Кто знает, сколько раз без этого запоя,
Труда кошмарного над грудою листов,
Я духом пасть, увы! я плакать был готов,
Среди неравного изнемогая боя;
Но я люблю стихи -- и чувства нет святей:
Так любит только мать, и лишь больных детей.
Очень искусный сочинитель напишет слёзную историю о бедной девочке, задавленной нищетой, или юноше, безнадёжно влюблённом в принцессу, - так или иначе сюжет известен, и желателен счастливый конец. Поэт не думает о сюжете: в его святом чувстве мир полон скорби и без человеческих слёз. Не о преобразовании мира печётся Иннокентий Фёдорович. Бледнолицый ангел Ночи ещё не приступил к вечернему богослужению. Что-то не так, если дети больны и плачут, что-то не так устроено в нас самих - быть может в наших органах чувств, быть может в нашем сердце. И День пережитой томится неотмоленным грехом. Взглянуть на него, - увидеть, что же болит и отчего, - увидеть, что причиняет боль. Посмотреть в глаза чудовищ, как скажет его ученик. И не испугаться, сохранить достоинство и способность мыслить. Среди неравного изнемогая боя, закрыть собой мировую брешь, из которой зло черпает силы. Всё тёмное боится света, когда взгляд направлен прямо в глаза.

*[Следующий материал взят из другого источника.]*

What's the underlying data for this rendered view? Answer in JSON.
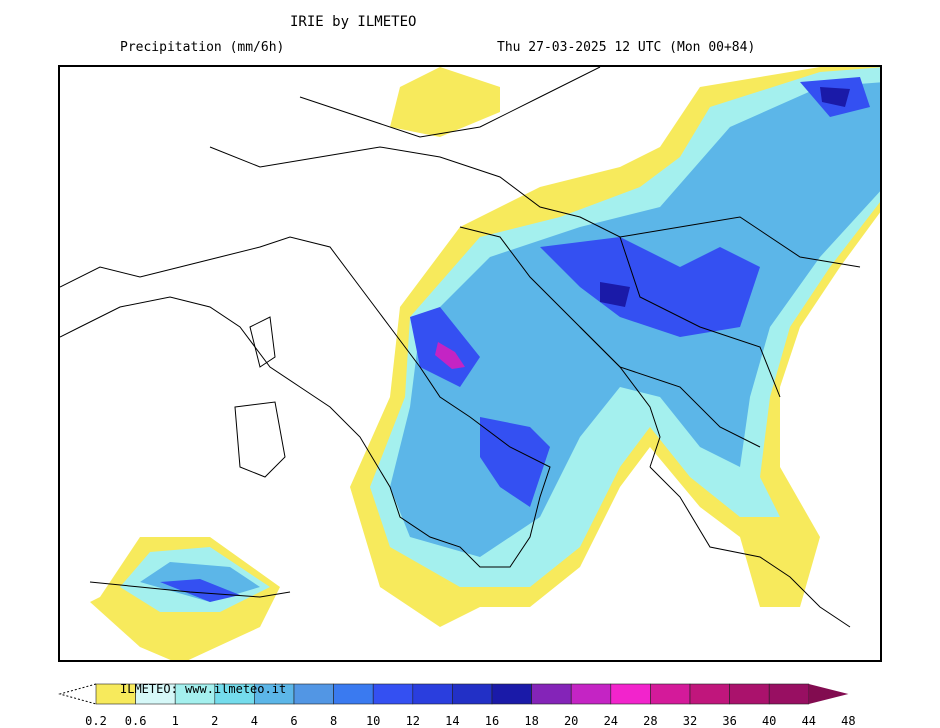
{
  "header": {
    "title": "IRIE by ILMETEO",
    "variable": "Precipitation (mm/6h)",
    "valid_time": "Thu 27-03-2025 12 UTC (Mon 00+84)"
  },
  "legend": {
    "watermark": "ILMETEO: www.ilmeteo.it",
    "ticks": [
      "0.2",
      "0.6",
      "1",
      "2",
      "4",
      "6",
      "8",
      "10",
      "12",
      "14",
      "16",
      "18",
      "20",
      "24",
      "28",
      "32",
      "36",
      "40",
      "44",
      "48"
    ],
    "colors": [
      "#f7ea5c",
      "#d6f8f8",
      "#a4f0ee",
      "#74dcec",
      "#5cb6e8",
      "#5296e4",
      "#3a7af0",
      "#3450f2",
      "#2a3ede",
      "#2230c6",
      "#1a1aa8",
      "#8424b8",
      "#c424c4",
      "#f224cc",
      "#d41a9a",
      "#c0167c",
      "#aa126c",
      "#980f62",
      "#820c50"
    ]
  }
}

'Всякий поэт, - полагал И. Ф. Анненский, - в большей или меньшей мере, есть учитель и проповедник. Если писателю всё равно и он не хочет, чтобы люди чувствовали то же, что он, желали того же, что он, и там же, где он, видели доброе и злое, он не поэт, хотя, может быть, очень искусный сочинитель'. ('О формах фантастического у Гоголя'. С. 211).